No one, said Kobach, is disenfranchised based on the color of their skin these days. He slammed the Obama Justice Department for signaling to states that they’re “on their own” when it comes to fighting voter fraud.Kobach’s five-step prescription for states, which he hopes he can implement in Kansas as a model, includes ramping up prosecutions for voter fraud, enacting photo-ID laws, taking more aggressive steps to “clean up” voter rolls (otherwise known as purging), requiring proof of citizenship for voter registration, and standardizing provisional ballot and recount procedures, which he said “the left” was abusing.
Purging voters works really well for Republicans. Because when ChoicePoint did it in Florida for the 2000 election, some 57,700 voters were purged from the rolls (incorrectly marked as felons based on similar names and race). The official margin of victory for Bush was 537 votes.
He also accuses the left of “abusing” provisional ballots and recount procedures. If this is actually a problem in Kansas, please let me know. How many Democrats in Kansas win in recounts? I know of a few who have lost! But he’s probably simply referring to Al Franken in Minnesota. Given how much change there was in the “final” vote counts, it seems the problem isn’t voter fraud …

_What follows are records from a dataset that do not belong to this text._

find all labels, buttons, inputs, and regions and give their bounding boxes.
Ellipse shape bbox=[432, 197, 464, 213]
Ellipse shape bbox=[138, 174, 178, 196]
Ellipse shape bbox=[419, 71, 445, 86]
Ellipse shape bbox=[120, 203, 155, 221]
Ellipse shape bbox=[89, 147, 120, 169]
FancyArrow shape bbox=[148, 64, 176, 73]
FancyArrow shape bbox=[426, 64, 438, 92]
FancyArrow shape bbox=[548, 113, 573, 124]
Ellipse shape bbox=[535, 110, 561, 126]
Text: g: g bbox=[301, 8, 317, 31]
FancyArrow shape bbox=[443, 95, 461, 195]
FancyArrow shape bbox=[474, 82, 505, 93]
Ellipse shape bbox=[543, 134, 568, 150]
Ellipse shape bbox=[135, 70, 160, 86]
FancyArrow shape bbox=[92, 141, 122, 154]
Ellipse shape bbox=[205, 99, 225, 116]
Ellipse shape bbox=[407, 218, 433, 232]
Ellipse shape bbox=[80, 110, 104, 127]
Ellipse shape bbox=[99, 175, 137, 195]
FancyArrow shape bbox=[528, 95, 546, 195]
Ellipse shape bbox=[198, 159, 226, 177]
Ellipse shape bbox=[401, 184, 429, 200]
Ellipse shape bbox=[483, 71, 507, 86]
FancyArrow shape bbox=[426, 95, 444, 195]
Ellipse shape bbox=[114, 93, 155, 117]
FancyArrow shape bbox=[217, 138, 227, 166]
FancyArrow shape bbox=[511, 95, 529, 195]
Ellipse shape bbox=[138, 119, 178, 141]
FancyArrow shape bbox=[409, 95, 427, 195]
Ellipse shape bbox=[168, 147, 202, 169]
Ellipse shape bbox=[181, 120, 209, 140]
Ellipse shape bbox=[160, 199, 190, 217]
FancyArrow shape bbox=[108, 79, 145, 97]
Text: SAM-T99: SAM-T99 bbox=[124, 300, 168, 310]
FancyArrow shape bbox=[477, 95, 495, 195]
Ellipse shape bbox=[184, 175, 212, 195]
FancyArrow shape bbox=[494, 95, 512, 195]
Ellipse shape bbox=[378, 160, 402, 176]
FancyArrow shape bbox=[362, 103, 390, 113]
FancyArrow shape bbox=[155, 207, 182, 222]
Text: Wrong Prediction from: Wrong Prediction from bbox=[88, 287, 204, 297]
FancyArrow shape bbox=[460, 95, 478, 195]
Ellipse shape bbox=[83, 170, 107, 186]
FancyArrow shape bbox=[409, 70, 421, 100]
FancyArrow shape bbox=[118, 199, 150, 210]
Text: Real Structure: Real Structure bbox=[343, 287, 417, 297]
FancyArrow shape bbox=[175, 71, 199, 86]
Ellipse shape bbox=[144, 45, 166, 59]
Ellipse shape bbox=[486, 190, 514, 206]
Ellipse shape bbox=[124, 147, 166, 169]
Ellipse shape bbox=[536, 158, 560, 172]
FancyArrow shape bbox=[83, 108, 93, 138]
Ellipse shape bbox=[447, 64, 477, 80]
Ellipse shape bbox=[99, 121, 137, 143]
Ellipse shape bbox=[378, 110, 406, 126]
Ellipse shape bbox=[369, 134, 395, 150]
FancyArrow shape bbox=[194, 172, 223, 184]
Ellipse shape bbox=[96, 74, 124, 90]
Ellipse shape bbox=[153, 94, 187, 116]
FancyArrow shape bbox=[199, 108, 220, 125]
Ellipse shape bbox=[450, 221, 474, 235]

Kobach says there is “rampant fraud” happening and cites one woman’s testimony to the Kansas Senate Ethics and Elections Committee. She cited several examples she witnessed while working an election poll, and the supervising judge sort of backed up her testimony. However, the other poll workers did not. From my own experience working three elections, there are more problems with poll workers trying to turn away eligible voters than ineligible voters trying to cast a ballot (on that note: everyone can cast a ballot, albeit provisional, but not everyone can cast a vote). Watching poll workers turn away voters (which varies from poll to poll) makes me really afraid of any voter ID laws. When a measure ran through the Kansas legislature earlier this year, the concern seemed to be more around immigrants voting than white people voting in multiple elections (or in the wrong state, a problem Ann Coulter has, or at the wrong polling place, a problem that’s actually quite common, and quite illegal).
People living in and near poverty, people of color, and students are disproportionally affected by these measures. And Kobach has yet to find even one example of a non-citizen (undocumented or otherwise) voting in an election. He points to ACORN in Missouri yet can’t find any examples in Kansas. What examples of any kind of voter fraud he can find are few and far between. Sure there are problems, some serious problems, with our current voting franchise, but Kobach doesn’t offer any solutions for Kansans – but he does find a few for an increasingly hostile right-wing agenda. I really don’t want to know how much this will cost Kansans.